Spotify is prototyping a fresh way to view what companions have been hearing to, called “Tastebuds.” 

Despite how discovering music is essentially social, Spotify has no specialties for instantly interacting with friends in its mobile app following axing its inbox in 2017 and having its Friend Activity ticker limited to the desktop.

The Story of Tastebud’s Creation 

It appeared like Spotify was purposefully limiting social features to make users rely on the company’s playlists and learning surfaces.

This provided Spotify the ability to play king-maker, massively inspiring, which artists got highlighted and grew to stardom. 

This, in turn, gave it an advantage in its combative agreements with record labels, which bothered their artists may get left off playlists if they don’t play right with Spotify in terms of sustainable royalty charges and the path to exclusives.

That approach appears to have paid off with Spotify developing its licensing deals and growing a critical promotional partner for the labels, flooring the way to its IPO. 

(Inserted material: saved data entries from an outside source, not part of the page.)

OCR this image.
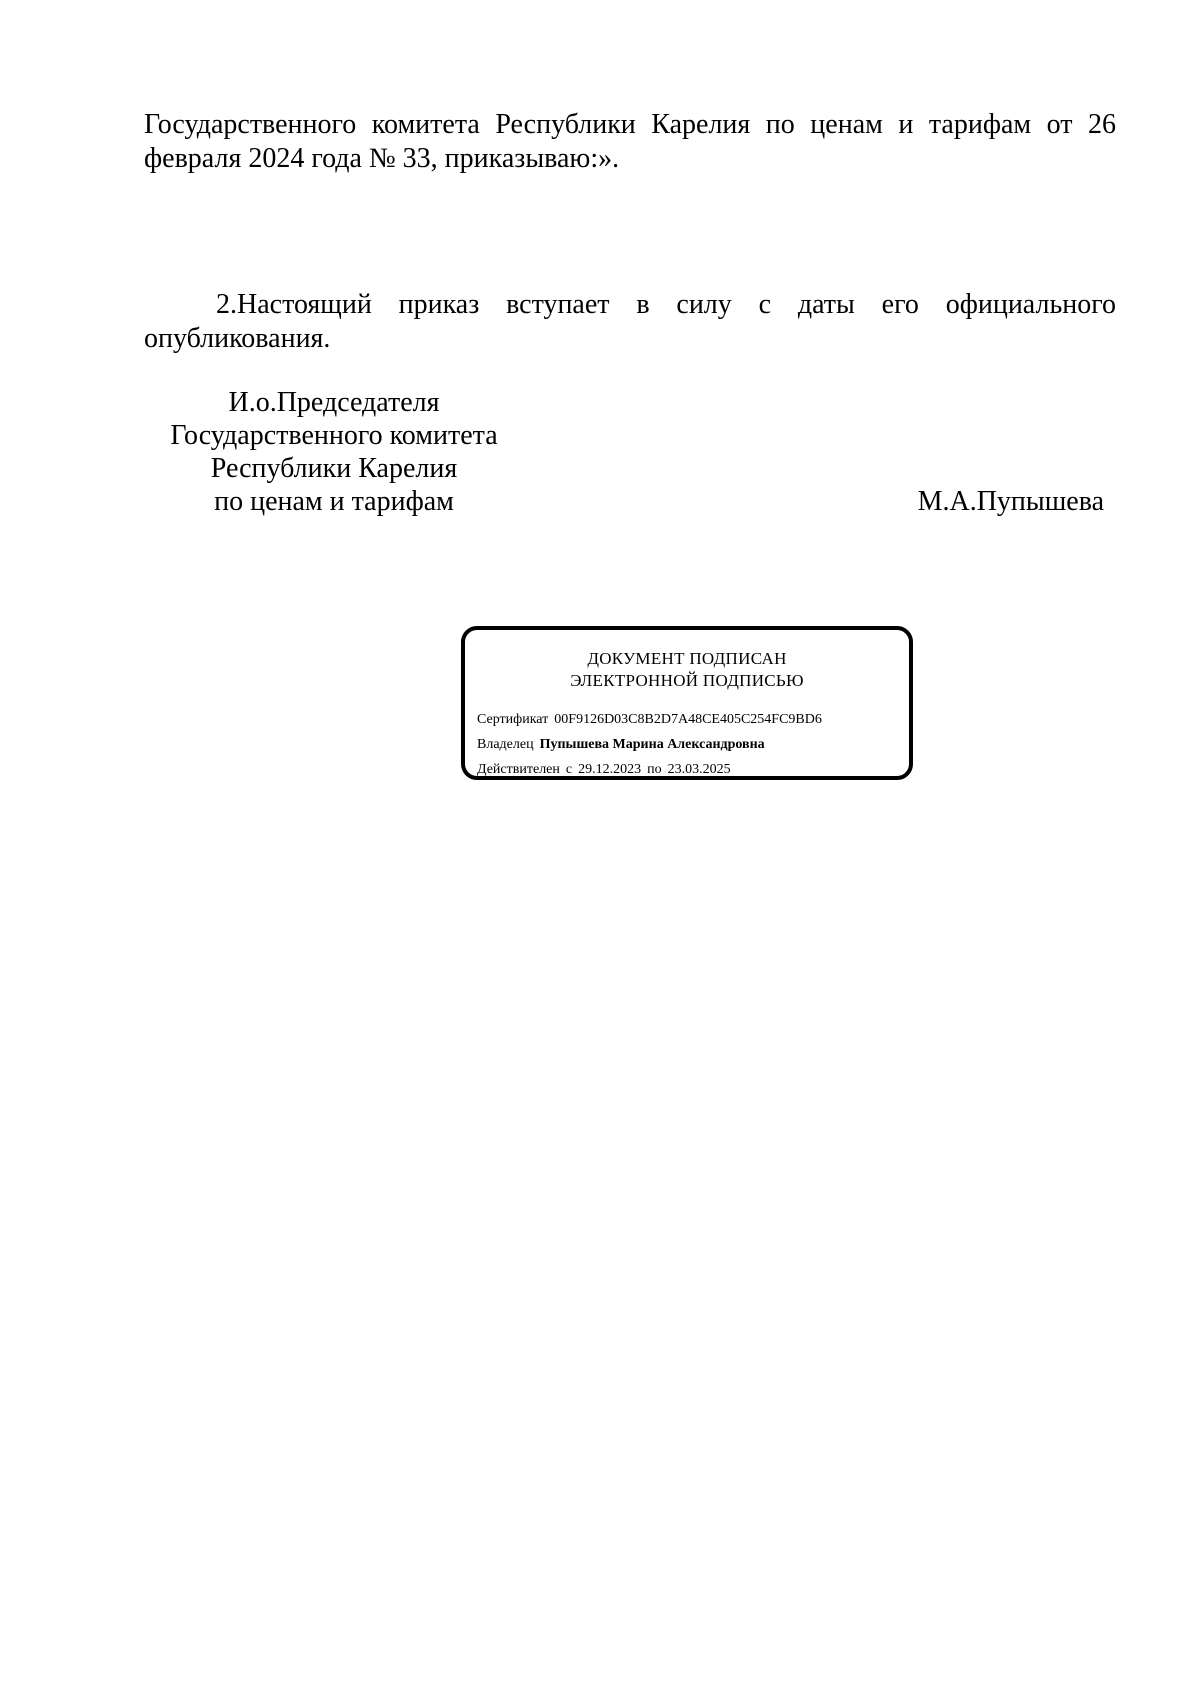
Государственного комитета Республики Карелия по ценам и тарифам от 26 февраля 2024 года № 33, приказываю:».
2.Настоящий приказ вступает в силу с даты его официального опубликования.
И.о.Председателя
Государственного комитета
Республики Карелия
по ценам и тарифам	М.А.Пупышева
ДОКУМЕНТ ПОДПИСАН
ЭЛЕКТРОННОЙ ПОДПИСЬЮ
Сертификат 00F9126D03C8B2D7A48CE405C254FC9BD6
Владелец Пупышева Марина Александровна
Действителен с 29.12.2023 по 23.03.2025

Spotify’s parts sit about $152, up from its direct listing cost of $132, though down from the first-day report that noticed it rise to $165. 

More relaxed in its position, now Spotify looks ready to waive more power of discovery and allow users to be fully inspired by what companions are playing.

Tastebuds are created to allow users to explore the music taste profiles of their friends. 

Tastebuds exists as a navigation option beside your Library and Home/Browse sections. 

How To Operate Tastebuds 

Anyone can enter a non-functioning landing page for the feature at https://open.spotify.com/tastebuds

The specialty explains itself, with text seeing “What’s Tastebuds? Now you can hear music through friends whose taste you believe.”

The prototype feature was found in the web version of Spotify by opposite engineering sorceress, who gave some more data on how it works. 

Explore music: Spotify Tastebuds | iTMunch

Users hit the pen symbol to “search the people you follow.” 

From there, they can see information on what users have been playing most and listen along or combine songs to their library.

The outcome is that you can only view a shortsighted snapshot of friends’ latest songs, the less and usually outdated playlists they manually created public, or you message them songs outside. 

There was no unusual way to get a holistic picture of what a friend has been listening to lately, or their music choices overall.